Para Sanz, el discurso de la conciliación y el consenso es el verdaderamente reaccionario en España, "el discurso posmoderno de emborronar los límites. Como si no existieran las clases y su lucha. Existen". En su opinión, los valores de ese discurso son los de la cultura de la posmodernidad "que oportunamente se convierte en dominante" tras la muerte de Franco.

Así, desarrolla la escritora, "España se llama España y es un país moderno, de emprendedores, traductores de la ONU y cantantes de ópera, que han logrado por fin vivir en el mejor de los mundos posibles y, por tanto, desvalorizan la cultura como posible herramienta de intervención en lo real. La cultura ha de ser entretenida y comercial o no ser. La cultura ha de ser vendible y el lector –perversamente empoderado– siempre tiene la razón porque el que paga manda y los clientes nunca se equivocan. La cultura es un espacio confortable, muelle y accesible, y todos los discursos se colocan en la misma línea horizontal que genera una fantasía de pluralidad porque en realidad el discurso es sólo uno: el del que manda desde el poder económico".

¿Futuro?

En cuanto a lo que está por venir, Aiestaran se muestra escéptico debido a la pervivencia de inercias entre las que cita "los premios culturales que se sabe que están amañados y que nadie critica abiertamente, películas que son dobladas al castellano siguiendo el modelo de censura franquista, la proliferación mediática y educativa del patriarcado que permea toda la cultura dominante con sesgos machistas, el olvido del mundo rural y de los pueblos, la sustitución de la cultura popular en favor del diseño de la marca turística y la destrucción del paisaje y de los ecosistemas, la tontería de la alta gastronomía que te dice cómo deconstruir una tortilla de patatas".

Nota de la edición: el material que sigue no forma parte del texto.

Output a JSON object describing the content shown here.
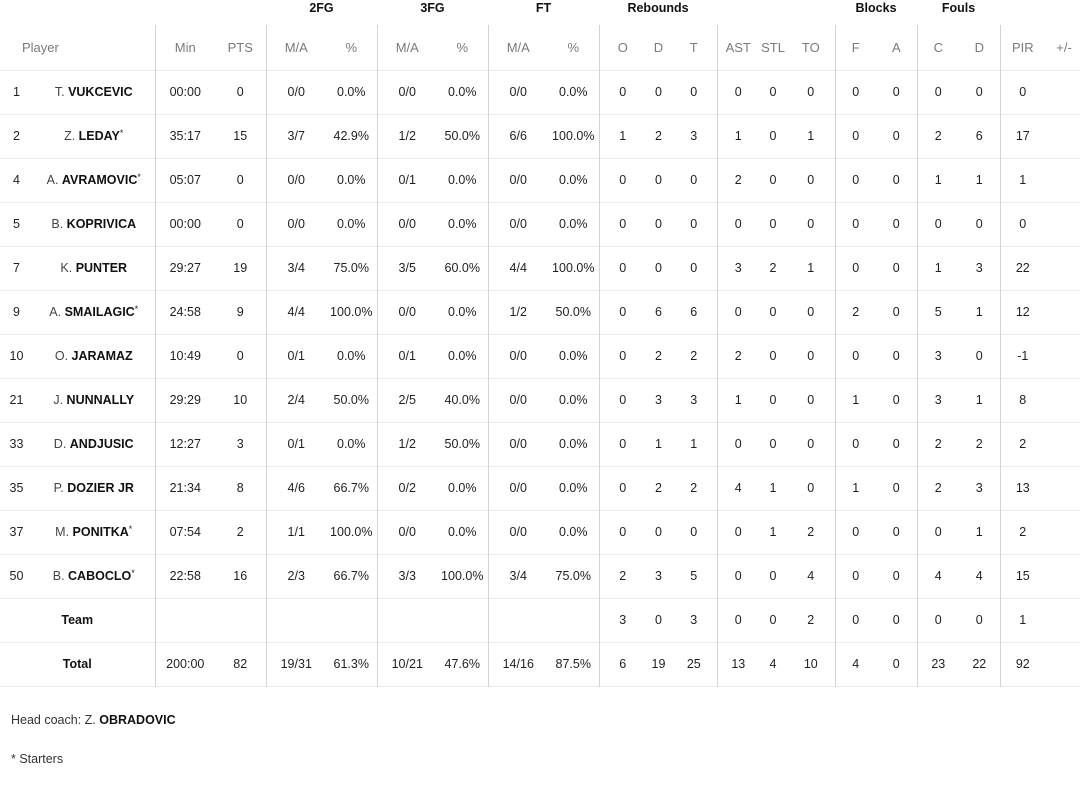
{
  "groups": {
    "fg2": "2FG",
    "fg3": "3FG",
    "ft": "FT",
    "rebounds": "Rebounds",
    "blocks": "Blocks",
    "fouls": "Fouls"
  },
  "headers": {
    "player": "Player",
    "min": "Min",
    "pts": "PTS",
    "fg2_ma": "M/A",
    "fg2_pct": "%",
    "fg3_ma": "M/A",
    "fg3_pct": "%",
    "ft_ma": "M/A",
    "ft_pct": "%",
    "reb_o": "O",
    "reb_d": "D",
    "reb_t": "T",
    "ast": "AST",
    "stl": "STL",
    "to": "TO",
    "blk_f": "F",
    "blk_a": "A",
    "foul_c": "C",
    "foul_d": "D",
    "pir": "PIR",
    "pm": "+/-"
  },
  "players": [
    {
      "num": "1",
      "init": "T.",
      "last": "VUKCEVIC",
      "star": "",
      "min": "00:00",
      "pts": "0",
      "fg2_ma": "0/0",
      "fg2_pct": "0.0%",
      "fg3_ma": "0/0",
      "fg3_pct": "0.0%",
      "ft_ma": "0/0",
      "ft_pct": "0.0%",
      "reb_o": "0",
      "reb_d": "0",
      "reb_t": "0",
      "ast": "0",
      "stl": "0",
      "to": "0",
      "blk_f": "0",
      "blk_a": "0",
      "foul_c": "0",
      "foul_d": "0",
      "pir": "0",
      "pm": ""
    },
    {
      "num": "2",
      "init": "Z.",
      "last": "LEDAY",
      "star": "*",
      "min": "35:17",
      "pts": "15",
      "fg2_ma": "3/7",
      "fg2_pct": "42.9%",
      "fg3_ma": "1/2",
      "fg3_pct": "50.0%",
      "ft_ma": "6/6",
      "ft_pct": "100.0%",
      "reb_o": "1",
      "reb_d": "2",
      "reb_t": "3",
      "ast": "1",
      "stl": "0",
      "to": "1",
      "blk_f": "0",
      "blk_a": "0",
      "foul_c": "2",
      "foul_d": "6",
      "pir": "17",
      "pm": ""
    },
    {
      "num": "4",
      "init": "A.",
      "last": "AVRAMOVIC",
      "star": "*",
      "min": "05:07",
      "pts": "0",
      "fg2_ma": "0/0",
      "fg2_pct": "0.0%",
      "fg3_ma": "0/1",
      "fg3_pct": "0.0%",
      "ft_ma": "0/0",
      "ft_pct": "0.0%",
      "reb_o": "0",
      "reb_d": "0",
      "reb_t": "0",
      "ast": "2",
      "stl": "0",
      "to": "0",
      "blk_f": "0",
      "blk_a": "0",
      "foul_c": "1",
      "foul_d": "1",
      "pir": "1",
      "pm": ""
    },
    {
      "num": "5",
      "init": "B.",
      "last": "KOPRIVICA",
      "star": "",
      "min": "00:00",
      "pts": "0",
      "fg2_ma": "0/0",
      "fg2_pct": "0.0%",
      "fg3_ma": "0/0",
      "fg3_pct": "0.0%",
      "ft_ma": "0/0",
      "ft_pct": "0.0%",
      "reb_o": "0",
      "reb_d": "0",
      "reb_t": "0",
      "ast": "0",
      "stl": "0",
      "to": "0",
      "blk_f": "0",
      "blk_a": "0",
      "foul_c": "0",
      "foul_d": "0",
      "pir": "0",
      "pm": ""
    },
    {
      "num": "7",
      "init": "K.",
      "last": "PUNTER",
      "star": "",
      "min": "29:27",
      "pts": "19",
      "fg2_ma": "3/4",
      "fg2_pct": "75.0%",
      "fg3_ma": "3/5",
      "fg3_pct": "60.0%",
      "ft_ma": "4/4",
      "ft_pct": "100.0%",
      "reb_o": "0",
      "reb_d": "0",
      "reb_t": "0",
      "ast": "3",
      "stl": "2",
      "to": "1",
      "blk_f": "0",
      "blk_a": "0",
      "foul_c": "1",
      "foul_d": "3",
      "pir": "22",
      "pm": ""
    },
    {
      "num": "9",
      "init": "A.",
      "last": "SMAILAGIC",
      "star": "*",
      "min": "24:58",
      "pts": "9",
      "fg2_ma": "4/4",
      "fg2_pct": "100.0%",
      "fg3_ma": "0/0",
      "fg3_pct": "0.0%",
      "ft_ma": "1/2",
      "ft_pct": "50.0%",
      "reb_o": "0",
      "reb_d": "6",
      "reb_t": "6",
      "ast": "0",
      "stl": "0",
      "to": "0",
      "blk_f": "2",
      "blk_a": "0",
      "foul_c": "5",
      "foul_d": "1",
      "pir": "12",
      "pm": ""
    },
    {
      "num": "10",
      "init": "O.",
      "last": "JARAMAZ",
      "star": "",
      "min": "10:49",
      "pts": "0",
      "fg2_ma": "0/1",
      "fg2_pct": "0.0%",
      "fg3_ma": "0/1",
      "fg3_pct": "0.0%",
      "ft_ma": "0/0",
      "ft_pct": "0.0%",
      "reb_o": "0",
      "reb_d": "2",
      "reb_t": "2",
      "ast": "2",
      "stl": "0",
      "to": "0",
      "blk_f": "0",
      "blk_a": "0",
      "foul_c": "3",
      "foul_d": "0",
      "pir": "-1",
      "pm": ""
    },
    {
      "num": "21",
      "init": "J.",
      "last": "NUNNALLY",
      "star": "",
      "min": "29:29",
      "pts": "10",
      "fg2_ma": "2/4",
      "fg2_pct": "50.0%",
      "fg3_ma": "2/5",
      "fg3_pct": "40.0%",
      "ft_ma": "0/0",
      "ft_pct": "0.0%",
      "reb_o": "0",
      "reb_d": "3",
      "reb_t": "3",
      "ast": "1",
      "stl": "0",
      "to": "0",
      "blk_f": "1",
      "blk_a": "0",
      "foul_c": "3",
      "foul_d": "1",
      "pir": "8",
      "pm": ""
    },
    {
      "num": "33",
      "init": "D.",
      "last": "ANDJUSIC",
      "star": "",
      "min": "12:27",
      "pts": "3",
      "fg2_ma": "0/1",
      "fg2_pct": "0.0%",
      "fg3_ma": "1/2",
      "fg3_pct": "50.0%",
      "ft_ma": "0/0",
      "ft_pct": "0.0%",
      "reb_o": "0",
      "reb_d": "1",
      "reb_t": "1",
      "ast": "0",
      "stl": "0",
      "to": "0",
      "blk_f": "0",
      "blk_a": "0",
      "foul_c": "2",
      "foul_d": "2",
      "pir": "2",
      "pm": ""
    },
    {
      "num": "35",
      "init": "P.",
      "last": "DOZIER JR",
      "star": "",
      "min": "21:34",
      "pts": "8",
      "fg2_ma": "4/6",
      "fg2_pct": "66.7%",
      "fg3_ma": "0/2",
      "fg3_pct": "0.0%",
      "ft_ma": "0/0",
      "ft_pct": "0.0%",
      "reb_o": "0",
      "reb_d": "2",
      "reb_t": "2",
      "ast": "4",
      "stl": "1",
      "to": "0",
      "blk_f": "1",
      "blk_a": "0",
      "foul_c": "2",
      "foul_d": "3",
      "pir": "13",
      "pm": ""
    },
    {
      "num": "37",
      "init": "M.",
      "last": "PONITKA",
      "star": "*",
      "min": "07:54",
      "pts": "2",
      "fg2_ma": "1/1",
      "fg2_pct": "100.0%",
      "fg3_ma": "0/0",
      "fg3_pct": "0.0%",
      "ft_ma": "0/0",
      "ft_pct": "0.0%",
      "reb_o": "0",
      "reb_d": "0",
      "reb_t": "0",
      "ast": "0",
      "stl": "1",
      "to": "2",
      "blk_f": "0",
      "blk_a": "0",
      "foul_c": "0",
      "foul_d": "1",
      "pir": "2",
      "pm": ""
    },
    {
      "num": "50",
      "init": "B.",
      "last": "CABOCLO",
      "star": "*",
      "min": "22:58",
      "pts": "16",
      "fg2_ma": "2/3",
      "fg2_pct": "66.7%",
      "fg3_ma": "3/3",
      "fg3_pct": "100.0%",
      "ft_ma": "3/4",
      "ft_pct": "75.0%",
      "reb_o": "2",
      "reb_d": "3",
      "reb_t": "5",
      "ast": "0",
      "stl": "0",
      "to": "4",
      "blk_f": "0",
      "blk_a": "0",
      "foul_c": "4",
      "foul_d": "4",
      "pir": "15",
      "pm": ""
    }
  ],
  "team": {
    "label": "Team",
    "min": "",
    "pts": "",
    "fg2_ma": "",
    "fg2_pct": "",
    "fg3_ma": "",
    "fg3_pct": "",
    "ft_ma": "",
    "ft_pct": "",
    "reb_o": "3",
    "reb_d": "0",
    "reb_t": "3",
    "ast": "0",
    "stl": "0",
    "to": "2",
    "blk_f": "0",
    "blk_a": "0",
    "foul_c": "0",
    "foul_d": "0",
    "pir": "1",
    "pm": ""
  },
  "total": {
    "label": "Total",
    "min": "200:00",
    "pts": "82",
    "fg2_ma": "19/31",
    "fg2_pct": "61.3%",
    "fg3_ma": "10/21",
    "fg3_pct": "47.6%",
    "ft_ma": "14/16",
    "ft_pct": "87.5%",
    "reb_o": "6",
    "reb_d": "19",
    "reb_t": "25",
    "ast": "13",
    "stl": "4",
    "to": "10",
    "blk_f": "4",
    "blk_a": "0",
    "foul_c": "23",
    "foul_d": "22",
    "pir": "92",
    "pm": ""
  },
  "footer": {
    "coach_label": "Head coach: Z.",
    "coach_name": "OBRADOVIC",
    "starters_note": "* Starters"
  }
}
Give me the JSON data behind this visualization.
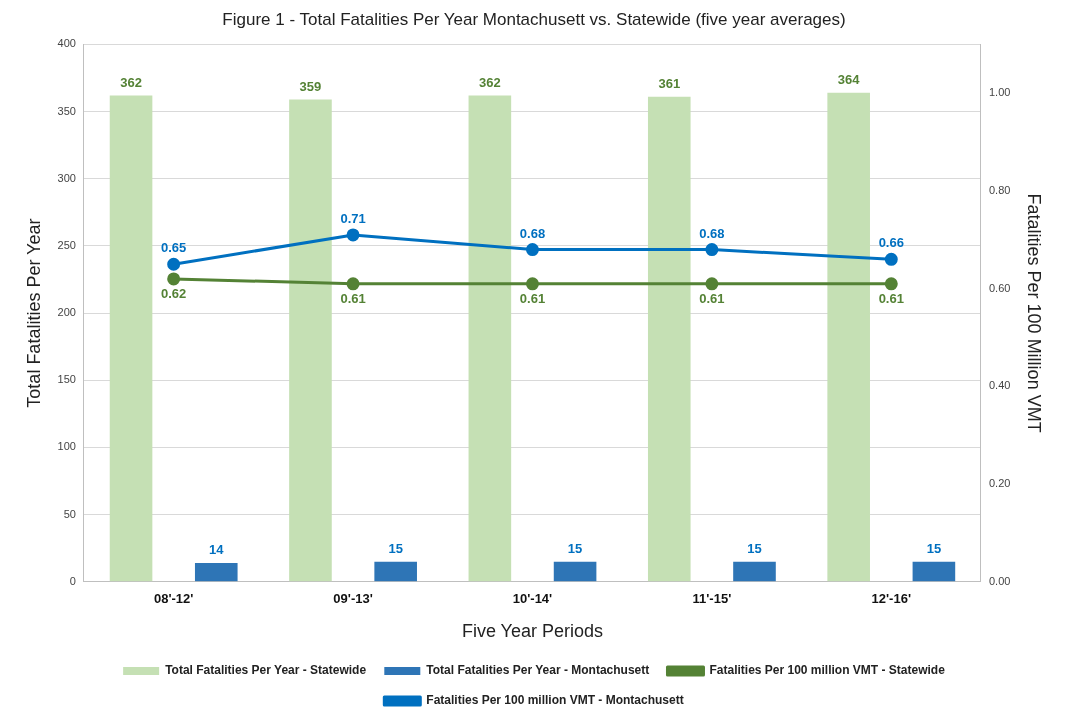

Sanz, por su parte, niega que los conflictos culturales promovidos por la derecha obedezcan a una voluntad de tapar, de ser cortinas de humo, ya que "a la derecha de este país no la considero un animal inteligente: no creo que tenga recursos para producir polémicas que actúen como distractores de lo importante", y apunta que "si no logramos ganar la guerra de la nacionalización de la banca o de las eléctricas, difícilmente vamos a ganar la guerra cultural. Lo uno llevaría a lo otro".